Pakistan's external debt has risen by 50% over the past three years, reaching nearly $100 billion. Around 30% of that is owed to China.

And without a bold fiscal reform plan, Pakistan will have less financial room for maneuver over the next two years, with its debt-servicing costs forecast to rise to nearly 50% of tax revenues from 30% now. 

Imran Khan will face tough negotiations with the International Monetary Fund to receive financial assistance   © Getty Images

An international finance expert who has worked at the IMF points out that the organization has made the lending framework more flexible. Still, for emerging countries, assistance from China, which proclaims that it does not interfere in domestic affairs, looks more attractive. 

This means that as long as troubled countries continue to rely on China, their structural problems will not be addressed, and their debt may keep growing. Sri Lanka, facing its own cash squeeze, has handed over the right to manage the Port of Hambantota to a Chinese company. If such arrangements become routine, the risk could spread to national security. And there are already signs of that.

A high-speed railway being built in Laos under the Belt and Road Initiative is estimated to cost $6 billion, or about 40% of the country's GDP. Although China is financing roughly 70% of the cost of the railway, Laos has taken out loans from Chinese banks and other lenders to cover most of its share. Repaying those loans will be a strain on the economy.

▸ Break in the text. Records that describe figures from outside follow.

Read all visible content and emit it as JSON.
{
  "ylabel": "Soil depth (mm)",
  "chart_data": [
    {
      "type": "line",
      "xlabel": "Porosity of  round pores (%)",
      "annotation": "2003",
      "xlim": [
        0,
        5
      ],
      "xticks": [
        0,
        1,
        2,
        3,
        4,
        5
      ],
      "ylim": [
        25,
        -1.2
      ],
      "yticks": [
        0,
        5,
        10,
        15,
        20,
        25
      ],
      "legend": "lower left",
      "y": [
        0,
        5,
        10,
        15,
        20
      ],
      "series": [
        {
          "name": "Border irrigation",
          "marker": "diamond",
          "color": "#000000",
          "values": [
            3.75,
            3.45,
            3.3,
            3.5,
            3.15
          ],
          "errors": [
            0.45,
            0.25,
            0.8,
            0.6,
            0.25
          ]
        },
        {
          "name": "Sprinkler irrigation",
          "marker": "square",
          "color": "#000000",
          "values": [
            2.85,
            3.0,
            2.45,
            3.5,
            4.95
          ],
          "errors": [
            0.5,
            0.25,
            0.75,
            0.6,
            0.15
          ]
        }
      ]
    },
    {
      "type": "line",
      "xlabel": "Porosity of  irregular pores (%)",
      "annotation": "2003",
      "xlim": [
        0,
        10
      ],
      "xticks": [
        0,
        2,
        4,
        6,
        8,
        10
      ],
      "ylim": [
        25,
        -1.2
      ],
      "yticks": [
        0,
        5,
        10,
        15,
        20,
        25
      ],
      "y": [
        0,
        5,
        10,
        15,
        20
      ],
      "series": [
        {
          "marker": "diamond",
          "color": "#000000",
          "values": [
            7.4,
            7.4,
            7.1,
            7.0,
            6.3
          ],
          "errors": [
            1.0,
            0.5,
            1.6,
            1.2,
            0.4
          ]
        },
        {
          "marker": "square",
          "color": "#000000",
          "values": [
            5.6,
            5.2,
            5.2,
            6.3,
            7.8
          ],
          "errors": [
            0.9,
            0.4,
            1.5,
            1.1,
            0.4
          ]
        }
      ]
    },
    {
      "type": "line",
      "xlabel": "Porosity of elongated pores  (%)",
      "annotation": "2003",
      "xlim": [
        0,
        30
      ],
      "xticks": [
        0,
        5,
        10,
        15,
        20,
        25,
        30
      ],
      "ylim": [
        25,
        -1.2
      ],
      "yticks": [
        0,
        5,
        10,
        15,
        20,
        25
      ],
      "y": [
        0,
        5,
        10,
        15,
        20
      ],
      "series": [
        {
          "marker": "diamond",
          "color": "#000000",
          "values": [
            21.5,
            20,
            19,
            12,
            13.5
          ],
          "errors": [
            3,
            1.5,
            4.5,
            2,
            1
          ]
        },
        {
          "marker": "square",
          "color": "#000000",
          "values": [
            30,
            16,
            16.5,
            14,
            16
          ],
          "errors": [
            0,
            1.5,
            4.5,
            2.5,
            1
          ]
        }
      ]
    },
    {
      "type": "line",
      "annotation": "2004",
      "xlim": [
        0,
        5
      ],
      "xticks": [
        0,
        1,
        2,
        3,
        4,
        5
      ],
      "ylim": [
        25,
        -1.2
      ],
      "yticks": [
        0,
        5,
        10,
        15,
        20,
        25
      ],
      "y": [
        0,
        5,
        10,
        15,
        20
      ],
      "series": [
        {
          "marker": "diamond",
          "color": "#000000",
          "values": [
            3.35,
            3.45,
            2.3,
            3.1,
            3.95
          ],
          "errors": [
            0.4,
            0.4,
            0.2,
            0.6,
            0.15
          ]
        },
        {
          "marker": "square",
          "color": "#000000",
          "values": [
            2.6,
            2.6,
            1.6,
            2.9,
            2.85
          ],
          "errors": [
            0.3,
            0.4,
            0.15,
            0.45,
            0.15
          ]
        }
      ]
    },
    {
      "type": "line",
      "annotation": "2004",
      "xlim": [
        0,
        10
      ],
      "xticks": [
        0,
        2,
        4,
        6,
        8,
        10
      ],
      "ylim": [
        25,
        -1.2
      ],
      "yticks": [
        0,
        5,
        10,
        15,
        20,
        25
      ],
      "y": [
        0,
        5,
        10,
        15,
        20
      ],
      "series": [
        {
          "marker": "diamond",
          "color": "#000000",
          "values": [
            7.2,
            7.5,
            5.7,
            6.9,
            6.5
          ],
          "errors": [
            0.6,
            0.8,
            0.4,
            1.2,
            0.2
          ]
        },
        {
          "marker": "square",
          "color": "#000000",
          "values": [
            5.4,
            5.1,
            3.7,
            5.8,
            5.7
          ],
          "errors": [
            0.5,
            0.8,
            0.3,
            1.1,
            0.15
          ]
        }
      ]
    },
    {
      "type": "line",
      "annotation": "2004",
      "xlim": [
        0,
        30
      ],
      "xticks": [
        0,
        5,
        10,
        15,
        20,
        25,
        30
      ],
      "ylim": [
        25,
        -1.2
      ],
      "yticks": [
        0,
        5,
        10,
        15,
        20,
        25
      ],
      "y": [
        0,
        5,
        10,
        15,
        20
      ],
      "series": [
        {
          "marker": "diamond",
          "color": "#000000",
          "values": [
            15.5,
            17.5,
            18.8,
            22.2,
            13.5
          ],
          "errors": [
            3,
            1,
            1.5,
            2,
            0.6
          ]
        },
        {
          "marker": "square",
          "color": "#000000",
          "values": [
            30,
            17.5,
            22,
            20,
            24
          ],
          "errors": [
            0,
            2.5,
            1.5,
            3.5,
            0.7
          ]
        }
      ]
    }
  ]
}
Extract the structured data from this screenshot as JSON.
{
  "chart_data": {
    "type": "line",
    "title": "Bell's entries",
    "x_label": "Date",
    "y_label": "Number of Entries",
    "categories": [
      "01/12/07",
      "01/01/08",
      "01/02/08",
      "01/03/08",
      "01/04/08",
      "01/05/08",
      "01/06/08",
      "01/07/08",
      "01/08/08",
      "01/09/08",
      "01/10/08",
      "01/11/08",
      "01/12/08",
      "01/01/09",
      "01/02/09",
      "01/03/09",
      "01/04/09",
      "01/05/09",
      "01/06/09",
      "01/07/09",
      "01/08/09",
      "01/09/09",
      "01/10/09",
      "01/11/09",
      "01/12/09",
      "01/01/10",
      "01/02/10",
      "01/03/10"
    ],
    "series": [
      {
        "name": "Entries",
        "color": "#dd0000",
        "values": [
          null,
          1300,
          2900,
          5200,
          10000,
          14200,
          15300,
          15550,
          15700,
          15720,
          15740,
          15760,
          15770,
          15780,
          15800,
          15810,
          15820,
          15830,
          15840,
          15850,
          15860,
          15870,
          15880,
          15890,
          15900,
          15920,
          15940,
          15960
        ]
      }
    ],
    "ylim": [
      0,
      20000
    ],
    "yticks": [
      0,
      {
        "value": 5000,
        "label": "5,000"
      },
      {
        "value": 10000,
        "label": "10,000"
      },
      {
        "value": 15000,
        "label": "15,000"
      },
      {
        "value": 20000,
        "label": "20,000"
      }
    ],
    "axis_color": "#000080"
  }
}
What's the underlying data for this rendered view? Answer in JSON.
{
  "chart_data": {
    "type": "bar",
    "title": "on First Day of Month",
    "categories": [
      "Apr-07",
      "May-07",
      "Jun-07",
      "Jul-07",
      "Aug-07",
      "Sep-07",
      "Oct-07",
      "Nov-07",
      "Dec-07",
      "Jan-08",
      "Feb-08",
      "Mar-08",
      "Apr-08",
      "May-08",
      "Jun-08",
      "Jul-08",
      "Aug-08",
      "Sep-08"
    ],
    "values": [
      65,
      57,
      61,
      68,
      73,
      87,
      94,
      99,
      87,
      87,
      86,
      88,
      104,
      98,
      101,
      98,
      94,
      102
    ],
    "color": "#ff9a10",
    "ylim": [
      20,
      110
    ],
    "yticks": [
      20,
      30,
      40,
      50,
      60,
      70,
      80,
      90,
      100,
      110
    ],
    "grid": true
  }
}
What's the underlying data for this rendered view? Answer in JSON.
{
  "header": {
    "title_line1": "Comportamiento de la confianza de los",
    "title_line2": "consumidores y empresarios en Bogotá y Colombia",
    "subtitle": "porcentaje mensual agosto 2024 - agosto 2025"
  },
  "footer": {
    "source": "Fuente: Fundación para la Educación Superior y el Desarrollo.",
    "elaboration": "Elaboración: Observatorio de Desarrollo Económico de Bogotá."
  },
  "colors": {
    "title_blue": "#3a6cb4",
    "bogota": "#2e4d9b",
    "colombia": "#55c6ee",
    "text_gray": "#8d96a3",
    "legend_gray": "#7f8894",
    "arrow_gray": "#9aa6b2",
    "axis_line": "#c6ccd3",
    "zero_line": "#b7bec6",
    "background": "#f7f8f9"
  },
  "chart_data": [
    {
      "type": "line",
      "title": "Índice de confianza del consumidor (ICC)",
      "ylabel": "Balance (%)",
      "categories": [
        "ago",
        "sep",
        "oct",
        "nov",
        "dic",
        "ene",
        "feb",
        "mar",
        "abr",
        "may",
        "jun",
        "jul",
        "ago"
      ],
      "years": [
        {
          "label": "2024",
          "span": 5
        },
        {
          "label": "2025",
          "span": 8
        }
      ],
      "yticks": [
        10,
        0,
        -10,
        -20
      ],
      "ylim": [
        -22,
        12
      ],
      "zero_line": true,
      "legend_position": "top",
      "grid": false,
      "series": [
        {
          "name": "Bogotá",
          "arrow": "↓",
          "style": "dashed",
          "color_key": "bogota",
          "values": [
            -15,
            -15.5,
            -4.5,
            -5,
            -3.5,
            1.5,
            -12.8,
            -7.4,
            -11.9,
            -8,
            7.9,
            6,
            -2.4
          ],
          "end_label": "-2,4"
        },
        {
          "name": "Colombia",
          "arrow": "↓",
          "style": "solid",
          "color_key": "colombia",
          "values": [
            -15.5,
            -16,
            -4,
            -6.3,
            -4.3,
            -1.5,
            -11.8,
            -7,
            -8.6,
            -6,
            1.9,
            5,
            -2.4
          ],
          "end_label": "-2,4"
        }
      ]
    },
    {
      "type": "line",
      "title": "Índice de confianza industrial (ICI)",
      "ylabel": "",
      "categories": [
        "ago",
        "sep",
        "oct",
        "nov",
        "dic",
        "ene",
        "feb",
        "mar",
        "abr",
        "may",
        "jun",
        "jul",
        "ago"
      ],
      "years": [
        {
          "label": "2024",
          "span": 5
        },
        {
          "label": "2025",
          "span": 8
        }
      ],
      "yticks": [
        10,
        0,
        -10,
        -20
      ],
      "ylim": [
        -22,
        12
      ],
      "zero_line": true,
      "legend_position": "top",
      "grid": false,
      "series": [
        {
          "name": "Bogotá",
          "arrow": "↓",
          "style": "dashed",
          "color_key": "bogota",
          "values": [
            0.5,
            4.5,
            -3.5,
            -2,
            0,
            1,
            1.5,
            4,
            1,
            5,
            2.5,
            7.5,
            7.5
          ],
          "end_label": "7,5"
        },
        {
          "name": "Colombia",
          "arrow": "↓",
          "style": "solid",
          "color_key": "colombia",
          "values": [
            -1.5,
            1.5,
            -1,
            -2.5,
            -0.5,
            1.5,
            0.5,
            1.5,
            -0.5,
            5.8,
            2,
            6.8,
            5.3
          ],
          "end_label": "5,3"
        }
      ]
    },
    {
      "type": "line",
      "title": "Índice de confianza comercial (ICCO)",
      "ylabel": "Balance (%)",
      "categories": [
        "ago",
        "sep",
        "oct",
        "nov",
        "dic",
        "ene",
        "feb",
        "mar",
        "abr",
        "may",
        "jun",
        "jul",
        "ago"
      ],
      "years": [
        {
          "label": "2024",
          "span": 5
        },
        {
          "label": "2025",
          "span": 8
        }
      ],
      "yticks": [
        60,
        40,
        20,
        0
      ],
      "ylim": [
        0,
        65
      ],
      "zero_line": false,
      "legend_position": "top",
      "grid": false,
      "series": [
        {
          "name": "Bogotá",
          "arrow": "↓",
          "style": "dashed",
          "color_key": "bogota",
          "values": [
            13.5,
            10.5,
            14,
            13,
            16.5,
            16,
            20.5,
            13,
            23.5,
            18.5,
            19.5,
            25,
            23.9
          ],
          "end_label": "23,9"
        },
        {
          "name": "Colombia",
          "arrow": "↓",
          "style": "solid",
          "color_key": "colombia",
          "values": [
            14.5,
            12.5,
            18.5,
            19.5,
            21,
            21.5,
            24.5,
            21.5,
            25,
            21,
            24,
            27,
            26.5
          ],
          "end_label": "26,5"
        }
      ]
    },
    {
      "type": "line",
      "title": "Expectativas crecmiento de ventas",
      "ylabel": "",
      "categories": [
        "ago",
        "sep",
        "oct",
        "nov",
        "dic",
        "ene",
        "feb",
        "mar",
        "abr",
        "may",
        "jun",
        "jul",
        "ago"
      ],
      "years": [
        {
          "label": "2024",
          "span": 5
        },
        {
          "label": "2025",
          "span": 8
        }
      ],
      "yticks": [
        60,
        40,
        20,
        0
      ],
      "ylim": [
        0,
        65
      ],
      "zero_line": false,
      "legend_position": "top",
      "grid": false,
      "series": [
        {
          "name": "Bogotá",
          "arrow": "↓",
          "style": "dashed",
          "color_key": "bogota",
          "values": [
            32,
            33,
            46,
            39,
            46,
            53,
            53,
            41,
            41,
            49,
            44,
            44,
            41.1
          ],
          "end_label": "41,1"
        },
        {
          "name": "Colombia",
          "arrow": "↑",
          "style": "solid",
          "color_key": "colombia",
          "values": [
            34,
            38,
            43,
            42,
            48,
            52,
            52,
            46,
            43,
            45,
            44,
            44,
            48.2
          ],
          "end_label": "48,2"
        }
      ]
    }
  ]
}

In Central Asia, Turkmenistan is battling an economic crisis and liquidity crunch brought on by debt payments to China. Nearby Tajikistan has sold the right to develop a gold mine to a Chinese company in lieu of repaying loans.

The IMF has traditionally been the "lender of last resort" to financially troubled countries. In exchange, the fund typically demands that they get their fiscal house in order by cutting spending or raising taxes. China's willingness to provide loans may offer debtors a temporary reprieve from such strictures, but at the cost of their long-term financial and economic health.

Akihiro Sano in Istanbul and Yuji Koronuma in New Delhi have contributed to this report.